Applying graph convolutional networks (GCN) to the classification of free-form natural language texts leveraged by graph-of-words features (TextGCN) was studied and confirmed to be an effective means of describing complex natural language texts. However, the text classification models based on the TextGCN possess weaknesses in terms of memory consumption and model dissemination and distribution. In this paper, we present a fast message passing network (FastMPN), implementing a GCN with message passing architecture that provides versatility and flexibility by allowing trainable node embedding and edge weights, helping the GCN model find the better solution. We applied the FastMPN model to the task of clinical information extraction from cancer pathology reports, extracting the following six properties: main site, subsite, laterality, histology, behavior, and grade.
We evaluated the clinical task performance of the FastMPN models in terms of micro- and macro-averaged F1 scores. A comparison was performed with the multi-task convolutional neural network (MT-CNN) model. Results show that the FastMPN model is equivalent to or better than the MT-CNN.
Our implementation revealed that our FastMPN model, which is based on the PyTorch platform, can train a large corpus (667,290 training samples) with 202,373 unique words in less than 3 minutes per epoch using one NVIDIA V100 hardware accelerator. Our experiments demonstrated that using this implementation, the clinical task performance scores of information extraction related to tumors from cancer pathology reports were highly competitive.

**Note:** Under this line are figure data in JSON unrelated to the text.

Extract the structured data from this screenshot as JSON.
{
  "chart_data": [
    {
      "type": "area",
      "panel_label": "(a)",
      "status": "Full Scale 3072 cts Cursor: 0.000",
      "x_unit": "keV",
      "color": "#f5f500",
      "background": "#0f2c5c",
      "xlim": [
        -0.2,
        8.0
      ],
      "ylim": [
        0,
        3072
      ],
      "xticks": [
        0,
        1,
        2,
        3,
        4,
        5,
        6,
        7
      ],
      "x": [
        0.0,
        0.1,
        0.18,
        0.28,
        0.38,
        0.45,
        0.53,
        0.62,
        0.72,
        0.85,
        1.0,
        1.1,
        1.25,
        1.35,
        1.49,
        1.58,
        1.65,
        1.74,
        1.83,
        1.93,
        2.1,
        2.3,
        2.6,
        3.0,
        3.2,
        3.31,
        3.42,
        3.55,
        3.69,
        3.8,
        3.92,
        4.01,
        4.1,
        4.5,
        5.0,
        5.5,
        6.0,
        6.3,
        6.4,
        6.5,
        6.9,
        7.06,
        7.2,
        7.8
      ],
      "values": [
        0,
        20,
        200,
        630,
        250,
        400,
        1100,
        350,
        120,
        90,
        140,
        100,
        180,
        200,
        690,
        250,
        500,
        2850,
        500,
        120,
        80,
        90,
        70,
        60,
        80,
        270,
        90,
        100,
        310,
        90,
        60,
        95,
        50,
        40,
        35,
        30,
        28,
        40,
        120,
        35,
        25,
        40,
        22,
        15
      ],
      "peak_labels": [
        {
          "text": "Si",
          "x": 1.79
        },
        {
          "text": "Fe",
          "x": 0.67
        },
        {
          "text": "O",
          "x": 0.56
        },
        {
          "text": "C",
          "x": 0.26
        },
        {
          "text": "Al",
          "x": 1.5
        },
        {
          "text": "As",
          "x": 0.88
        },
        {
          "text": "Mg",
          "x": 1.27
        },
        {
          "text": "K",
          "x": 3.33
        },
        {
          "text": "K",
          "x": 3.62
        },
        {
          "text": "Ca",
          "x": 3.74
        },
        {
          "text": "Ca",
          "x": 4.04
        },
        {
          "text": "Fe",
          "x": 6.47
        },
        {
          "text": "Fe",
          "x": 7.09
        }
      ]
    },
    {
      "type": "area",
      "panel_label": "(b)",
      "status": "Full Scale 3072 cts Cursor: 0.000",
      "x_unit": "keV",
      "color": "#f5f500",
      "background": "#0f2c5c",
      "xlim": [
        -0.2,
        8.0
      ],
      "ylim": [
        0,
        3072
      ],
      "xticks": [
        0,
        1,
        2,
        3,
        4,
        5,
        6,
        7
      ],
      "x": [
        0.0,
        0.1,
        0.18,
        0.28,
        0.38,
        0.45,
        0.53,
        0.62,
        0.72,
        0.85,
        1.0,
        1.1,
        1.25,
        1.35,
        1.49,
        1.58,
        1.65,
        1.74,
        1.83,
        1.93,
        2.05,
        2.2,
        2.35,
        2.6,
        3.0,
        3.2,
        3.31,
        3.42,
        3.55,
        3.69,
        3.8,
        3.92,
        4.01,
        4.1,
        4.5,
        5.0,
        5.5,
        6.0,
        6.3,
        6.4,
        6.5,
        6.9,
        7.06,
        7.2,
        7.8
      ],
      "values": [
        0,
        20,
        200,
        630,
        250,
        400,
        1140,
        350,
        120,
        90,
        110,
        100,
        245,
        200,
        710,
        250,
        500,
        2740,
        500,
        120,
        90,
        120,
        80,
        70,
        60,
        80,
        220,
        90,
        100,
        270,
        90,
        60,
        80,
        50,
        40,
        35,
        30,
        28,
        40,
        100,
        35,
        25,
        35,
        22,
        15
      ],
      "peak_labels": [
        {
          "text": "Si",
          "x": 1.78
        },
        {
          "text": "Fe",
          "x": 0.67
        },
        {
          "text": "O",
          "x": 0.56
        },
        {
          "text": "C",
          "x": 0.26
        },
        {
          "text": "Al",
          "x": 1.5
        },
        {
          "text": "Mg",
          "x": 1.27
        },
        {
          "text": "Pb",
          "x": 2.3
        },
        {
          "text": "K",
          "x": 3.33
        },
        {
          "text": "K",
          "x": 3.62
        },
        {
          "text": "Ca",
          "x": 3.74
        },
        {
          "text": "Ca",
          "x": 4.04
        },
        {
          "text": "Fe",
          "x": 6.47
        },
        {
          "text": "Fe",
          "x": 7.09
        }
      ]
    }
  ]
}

应用图卷积网络(GCN)对词图特征(TextGCN)支持的自由形式自然语言文本进行分类已被研究并证实是描述复杂自然语言文本的有效手段。然而,基于 TextGCN 的文本分类模型在内存消耗和模型传播和分布方面存在弱点。在本文中,我们提出了一个快速消息传递网络(FastMPN),它实现了具有消息传递架构的 GCN,通过允许可训练的节点嵌入和边权重,提供了多功能性和灵活性,帮助 GCN 模型找到更好的解决方案。我们将 FastMPN 模型应用于从癌症病理报告中提取临床信息的任务,提取了以下六个属性:主要部位、亚部位、侧别、组织学、行为和分级。
我们从微平均和宏平均 F1 分数两方面评估了 FastMPN 模型在临床任务中的性能,并与多任务卷积神经网络(MT-CNN)模型进行了比较。结果表明,FastMPN 模型与 MT-CNN 相当或优于 MT-CNN。
我们的实现表明,我们的基于 PyTorch 平台的 FastMPN 模型可以在不到 3 分钟的时间内使用一个 NVIDIA V100 硬件加速器训练一个包含 667,290 个训练样本和 202,373 个唯一单词的大型语料库。我们的实验表明,使用这种实现,从癌症病理报告中提取与肿瘤相关的临床信息任务的性能得分具有很强的竞争力。